Add 20 µL MilliQ water on membrane and let stand for 00:02:00 –00:05:00 . Elute the purified cDNA by spinning at 16000 x g, Room temperature, 00:01:00 .
7m
Quantify the cDNA library using a Qubit high sensitivity DNA assay kit and fluorometer and store the libraries at -20 °C .
Sequencing
Sequencing
Note
The samples can be submitted for single end sequencing on Illumina MiSeq, HiSeq, MiniSeq, or NextSeq platforms.

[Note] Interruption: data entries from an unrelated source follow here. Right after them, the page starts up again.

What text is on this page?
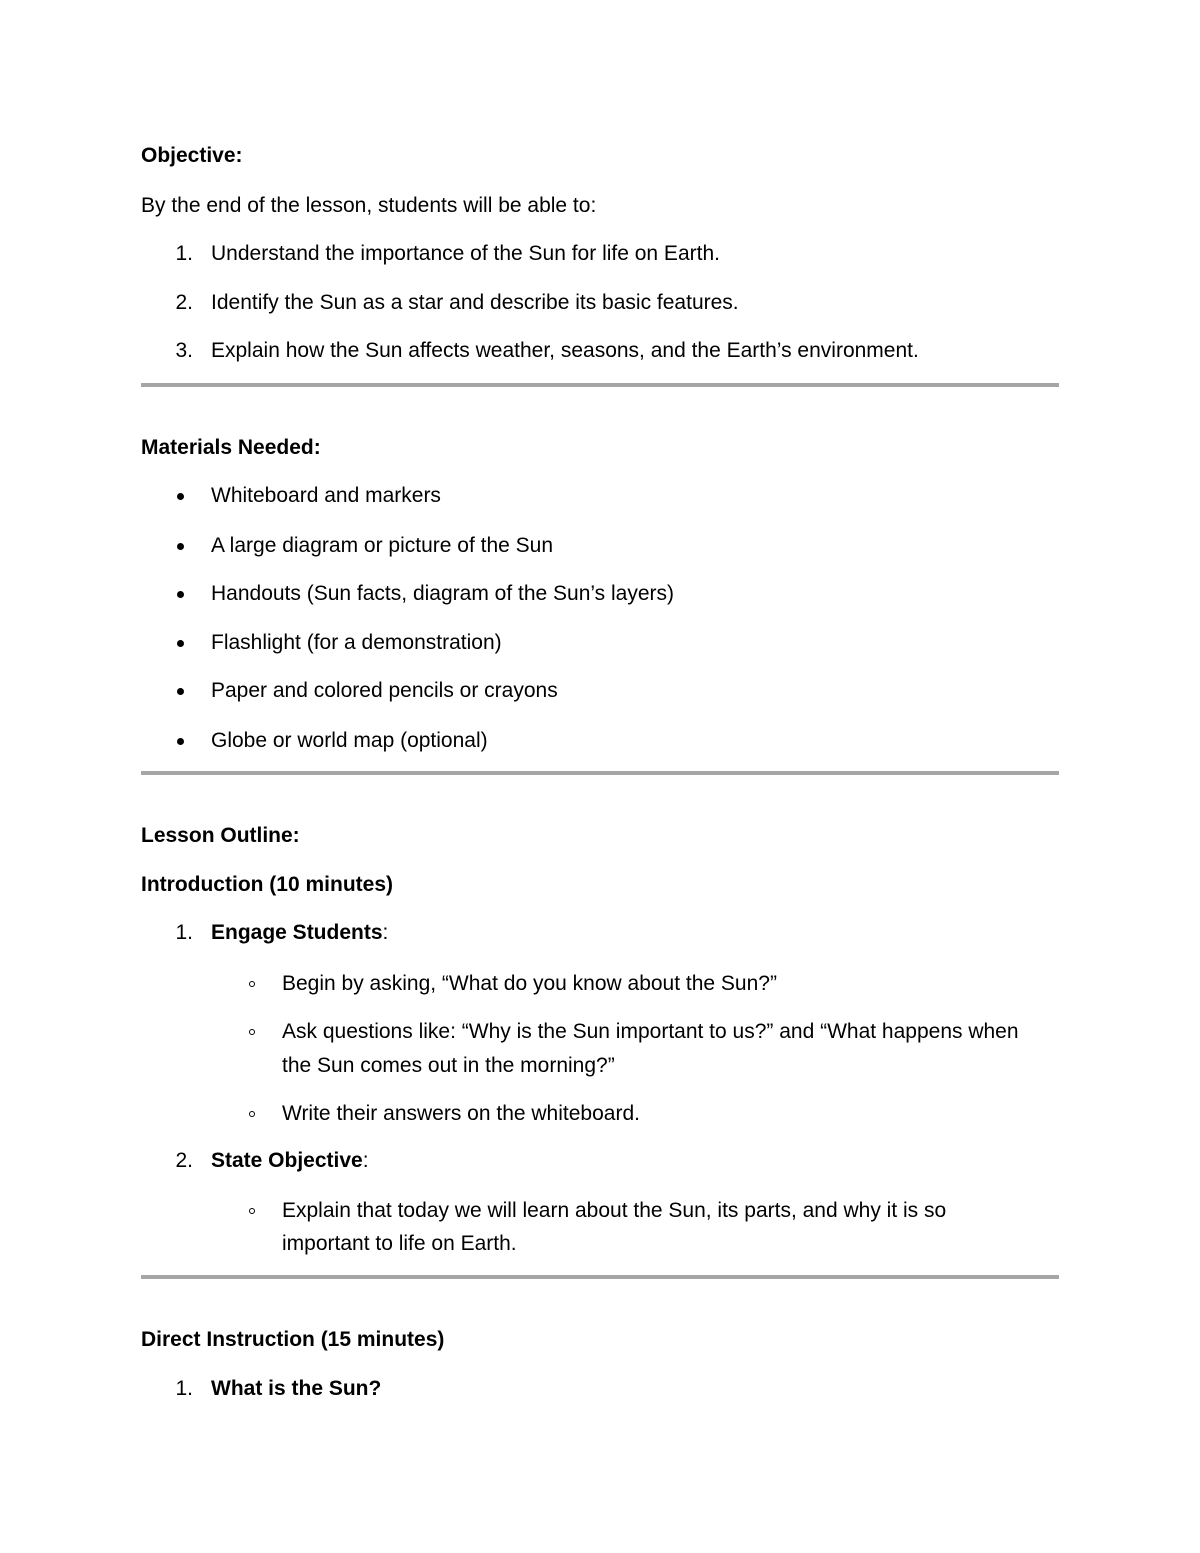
Objective:
By the end of the lesson, students will be able to:
1. Understand the importance of the Sun for life on Earth.
2. Identify the Sun as a star and describe its basic features.
3. Explain how the Sun affects weather, seasons, and the Earth’s environment.
Materials Needed:
Whiteboard and markers
A large diagram or picture of the Sun
Handouts (Sun facts, diagram of the Sun’s layers)
Flashlight (for a demonstration)
Paper and colored pencils or crayons
Globe or world map (optional)
Lesson Outline:
Introduction (10 minutes)
1. Engage Students:
Begin by asking, “What do you know about the Sun?”
Ask questions like: “Why is the Sun important to us?” and “What happens when
the Sun comes out in the morning?”
Write their answers on the whiteboard.
2. State Objective:
Explain that today we will learn about the Sun, its parts, and why it is so
important to life on Earth.
Direct Instruction (15 minutes)
1. What is the Sun?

The read depth required for sufficient coverage of binding sites will depend on the number of RBP binding sites and complexity of the library generated (i.e., number of PCR duplicates). The exosome binds a huge diversity of targets. Since the highest proportion of the reads are aligned to ribosomal RNA, it is necessary to sequence deeply enough to detect less frequently bound targets. We generally aim to generate 17–35 nt trimmed RNA fragments that contain enough sequence information for a unique alignment, and that are short enough to ensure the protein interaction site is contained within the sequenced portion. We routinely use Illumina 50 bp single end sequencing, which is long enough to sequence into the 3′ adapter sequence.